S4.9.4 The SEED programme
Louise Robinson, Claire Bamford, Marie Poole, Catherine Exley
Newcastle University, UK
Background In the UK, dementia is the commonest cause of death in older women but over third of people with dementia die in hospital. Aim To support professionals to deliver better quality end-of-life care to people with dementia in the community. Methods We used a range of methods (interviews, focus groups, observation) to explore the delivery of end-of-life care from the perspectives of people with dementia, family carers, frontline staff and service managers. Results Through an integrative analysis of our extensive dataset, we identified eight key issues which influence the delivery of end-of-life care in dementia. Issues span the entire illness trajectory from key planning discussions soon after diagnosis to continuing care after death. Data was next used to develop an evidence-based intervention grounded in the eight key issues and delivered by a dementia care nurse facilitator, based in primary care but linking with existing services; the nurse is responsible for providing training and resources to other professionals. Conclusion Our intervention is currently being implemented; we will present early findings from the pilot trial and discuss in detail the challenges of such undertaking such research.

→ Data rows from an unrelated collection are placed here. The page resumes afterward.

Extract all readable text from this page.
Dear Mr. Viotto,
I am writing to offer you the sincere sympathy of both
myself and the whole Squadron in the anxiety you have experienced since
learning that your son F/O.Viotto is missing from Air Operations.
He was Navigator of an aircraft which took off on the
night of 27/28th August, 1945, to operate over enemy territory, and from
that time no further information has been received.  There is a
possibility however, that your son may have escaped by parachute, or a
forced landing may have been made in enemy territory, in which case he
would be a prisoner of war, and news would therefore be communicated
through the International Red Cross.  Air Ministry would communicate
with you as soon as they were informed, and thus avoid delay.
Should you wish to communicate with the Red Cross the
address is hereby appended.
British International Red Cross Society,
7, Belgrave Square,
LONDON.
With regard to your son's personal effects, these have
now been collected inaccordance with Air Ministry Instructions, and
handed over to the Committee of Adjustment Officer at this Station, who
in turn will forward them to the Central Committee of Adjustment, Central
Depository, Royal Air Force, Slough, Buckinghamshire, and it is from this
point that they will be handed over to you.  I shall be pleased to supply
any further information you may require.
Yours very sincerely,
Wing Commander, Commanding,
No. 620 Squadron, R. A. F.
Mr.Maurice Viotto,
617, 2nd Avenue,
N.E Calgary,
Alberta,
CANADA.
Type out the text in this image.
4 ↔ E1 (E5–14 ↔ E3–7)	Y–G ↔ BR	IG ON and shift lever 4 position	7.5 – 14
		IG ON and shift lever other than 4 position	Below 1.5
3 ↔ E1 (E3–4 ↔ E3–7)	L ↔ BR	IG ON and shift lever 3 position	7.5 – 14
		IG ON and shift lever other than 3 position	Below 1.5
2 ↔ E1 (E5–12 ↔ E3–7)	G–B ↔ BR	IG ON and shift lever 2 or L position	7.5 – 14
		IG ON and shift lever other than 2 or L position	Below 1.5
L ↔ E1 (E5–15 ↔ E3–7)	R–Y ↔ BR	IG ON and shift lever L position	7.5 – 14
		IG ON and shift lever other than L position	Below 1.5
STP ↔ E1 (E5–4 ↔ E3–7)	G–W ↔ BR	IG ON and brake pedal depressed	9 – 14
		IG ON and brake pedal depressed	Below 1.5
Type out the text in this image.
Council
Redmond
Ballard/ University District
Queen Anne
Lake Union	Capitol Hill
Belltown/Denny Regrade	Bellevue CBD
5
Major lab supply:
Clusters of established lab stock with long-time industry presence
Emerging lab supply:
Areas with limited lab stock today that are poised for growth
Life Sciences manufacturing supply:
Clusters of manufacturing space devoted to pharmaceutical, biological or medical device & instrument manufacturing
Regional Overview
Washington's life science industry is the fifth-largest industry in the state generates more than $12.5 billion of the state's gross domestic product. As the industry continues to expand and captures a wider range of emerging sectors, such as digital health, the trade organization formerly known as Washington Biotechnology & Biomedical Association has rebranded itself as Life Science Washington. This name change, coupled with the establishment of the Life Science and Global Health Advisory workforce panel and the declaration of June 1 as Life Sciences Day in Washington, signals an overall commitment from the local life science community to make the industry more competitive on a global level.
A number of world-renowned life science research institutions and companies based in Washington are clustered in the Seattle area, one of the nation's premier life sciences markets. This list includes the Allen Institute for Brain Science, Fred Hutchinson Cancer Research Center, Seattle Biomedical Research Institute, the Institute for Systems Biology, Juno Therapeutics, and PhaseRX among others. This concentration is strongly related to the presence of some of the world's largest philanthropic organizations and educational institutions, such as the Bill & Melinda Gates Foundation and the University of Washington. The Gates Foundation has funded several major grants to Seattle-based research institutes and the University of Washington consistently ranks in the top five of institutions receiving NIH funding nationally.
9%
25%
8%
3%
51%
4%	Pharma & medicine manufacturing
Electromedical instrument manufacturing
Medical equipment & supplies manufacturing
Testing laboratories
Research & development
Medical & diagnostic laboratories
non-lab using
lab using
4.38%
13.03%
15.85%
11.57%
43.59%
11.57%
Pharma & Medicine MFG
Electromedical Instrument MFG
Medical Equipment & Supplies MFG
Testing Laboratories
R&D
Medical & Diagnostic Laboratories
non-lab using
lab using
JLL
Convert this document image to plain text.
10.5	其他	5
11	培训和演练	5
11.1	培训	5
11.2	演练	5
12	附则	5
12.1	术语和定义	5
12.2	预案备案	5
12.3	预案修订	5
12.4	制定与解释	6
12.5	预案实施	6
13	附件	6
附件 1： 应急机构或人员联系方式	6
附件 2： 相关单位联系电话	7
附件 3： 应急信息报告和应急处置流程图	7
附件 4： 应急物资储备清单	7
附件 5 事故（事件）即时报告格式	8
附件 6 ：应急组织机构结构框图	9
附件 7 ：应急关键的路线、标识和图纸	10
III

S4.9.5 Implementing a heuristic-based end-of-life care intervention into practice
Elizabeth Sampson, Nathan Davies, Rammya Matthew, Kethakie Lamahewa, Steve Iliffe, Jill Manthorpe
University College, London
Background Providing optimal palliative care in dementia can be challenging. Interventions need to take account of, and be adaptable to, differing contexts. Successful implementation requires use of theory and engagement with end-users. Methods We developed a toolkit of heuristics (rules-of-thumb) to aid practitioners using an iterative co-design approach; literature review, qualitative interviews and focus groups with family carers and practitioners (expertise including; general practitioners, palliative care specialists, geriatricians). A co-design group of practitioners and family carers synthesised findings and produced a toolkit of heuristics. Results Four broad areas required complex decisions; 1) eating/swallowing difficulties, 2) agitation/restlessness, 3) ending life-sustaining treatment, and 4) providing "routine care" at the end-of-life. Each topic became a heuristic consisting of a flowchart or decision tree. Field-testing showed heuristics were easy to use and remember, offering a novel approach to decision making for dementia end-of-life care. Conclusions Evaluation showed a key mechanism was how they made staffs' "implicit knowledge explicit". This is the first study to synthesise experience and existing evidence into easy-to-use heuristics for dementia end-of-life care. We will discuss how implementation theory can ensure end-of-life care interventions in practice.